Once describing herself as the Queen of the Night, Régine Zylberberg came to prominence as a club entrepreneur and credited herself with inventing the modern discothèque and DJ format in Paris club Le Whisky à Gogo in 1953.
"When the music stopped, you could hear snogging in the corners. It killed the atmosphere,” she once told the BBC of how her clubs came to book DJs to continuously play music. "Instead, I installed two turntables [to replace the jukebox] so there was no gap in the music. I was barmaid, doorman, bathroom attendant, hostess, and I also put on the records. It was the first-ever discothèque, and I was the first-ever club disc jockey."
Zylberberg's first club, Chez Régine, grew into an empire of venues which spanned more than 20 clubs worldwide.
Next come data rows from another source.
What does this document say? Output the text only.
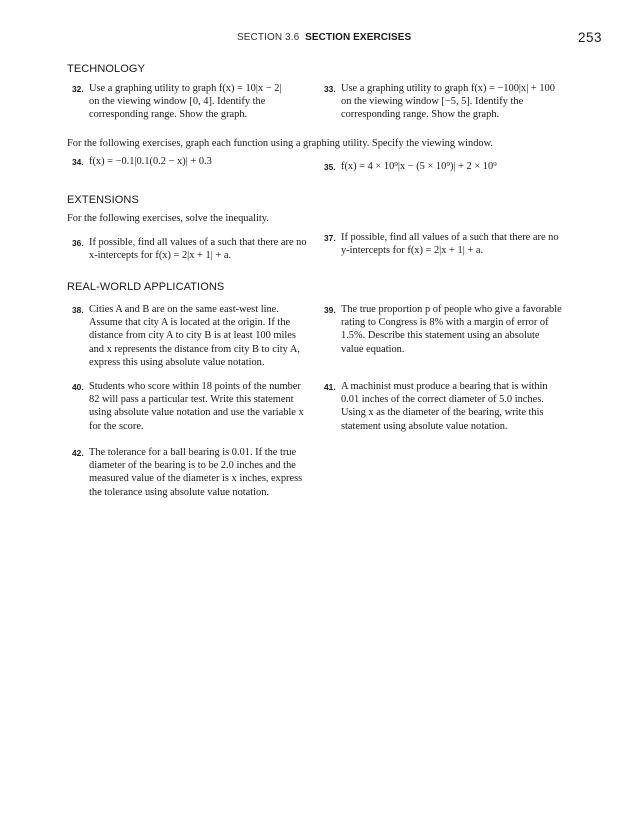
SECTION 3.6 SECTION EXERCISES	253
TECHNOLOGY
32. Use a graphing utility to graph f(x) = 10|x − 2|
on the viewing window [0, 4]. Identify the
corresponding range. Show the graph.
33. Use a graphing utility to graph f(x) = −100|x| + 100
on the viewing window [−5, 5]. Identify the
corresponding range. Show the graph.
For the following exercises, graph each function using a graphing utility. Specify the viewing window.
34. f(x) = −0.1|0.1(0.2 − x)| + 0.3	35. f(x) = 4 × 10⁹|x − (5 × 10⁹)| + 2 × 10⁹
EXTENSIONS
For the following exercises, solve the inequality.
36. If possible, find all values of a such that there are no
x-intercepts for f(x) = 2|x + 1| + a.
37. If possible, find all values of a such that there are no
y-intercepts for f(x) = 2|x + 1| + a.
REAL-WORLD APPLICATIONS
38. Cities A and B are on the same east-west line.
Assume that city A is located at the origin. If the
distance from city A to city B is at least 100 miles
and x represents the distance from city B to city A,
express this using absolute value notation.
39. The true proportion p of people who give a favorable
rating to Congress is 8% with a margin of error of
1.5%. Describe this statement using an absolute
value equation.
40. Students who score within 18 points of the number
82 will pass a particular test. Write this statement
using absolute value notation and use the variable x
for the score.
41. A machinist must produce a bearing that is within
0.01 inches of the correct diameter of 5.0 inches.
Using x as the diameter of the bearing, write this
statement using absolute value notation.
42. The tolerance for a ball bearing is 0.01. If the true
diameter of the bearing is to be 2.0 inches and the
measured value of the diameter is x inches, express
the tolerance using absolute value notation.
One of her key venues, New York's Régine's, opened in 1976, and became a regular haunt of the likes of Joan Collins and Andy Warhol. It was originally only open to celebrities and socialites, but ultimately grew to take in members of the public while maintaining a strict door policy.
A singing career followed the opening of her clubs, but many of the venues lost favour as the 1980s came. In New York, people turned to venues such as Studio 54, with its edgier atmosphere, and Régine's ultimately closed in 1991.
Many other clubs closed in the years that followed, but Zylberberg maintained a small number of them in the later stages of her life during which she lived in Paris and continued to perform.
Zylberberg passed away on 1st May, with her death being confirmed by her granddaughter Daphne Rotcajg. No further details on the cause of death were revealed.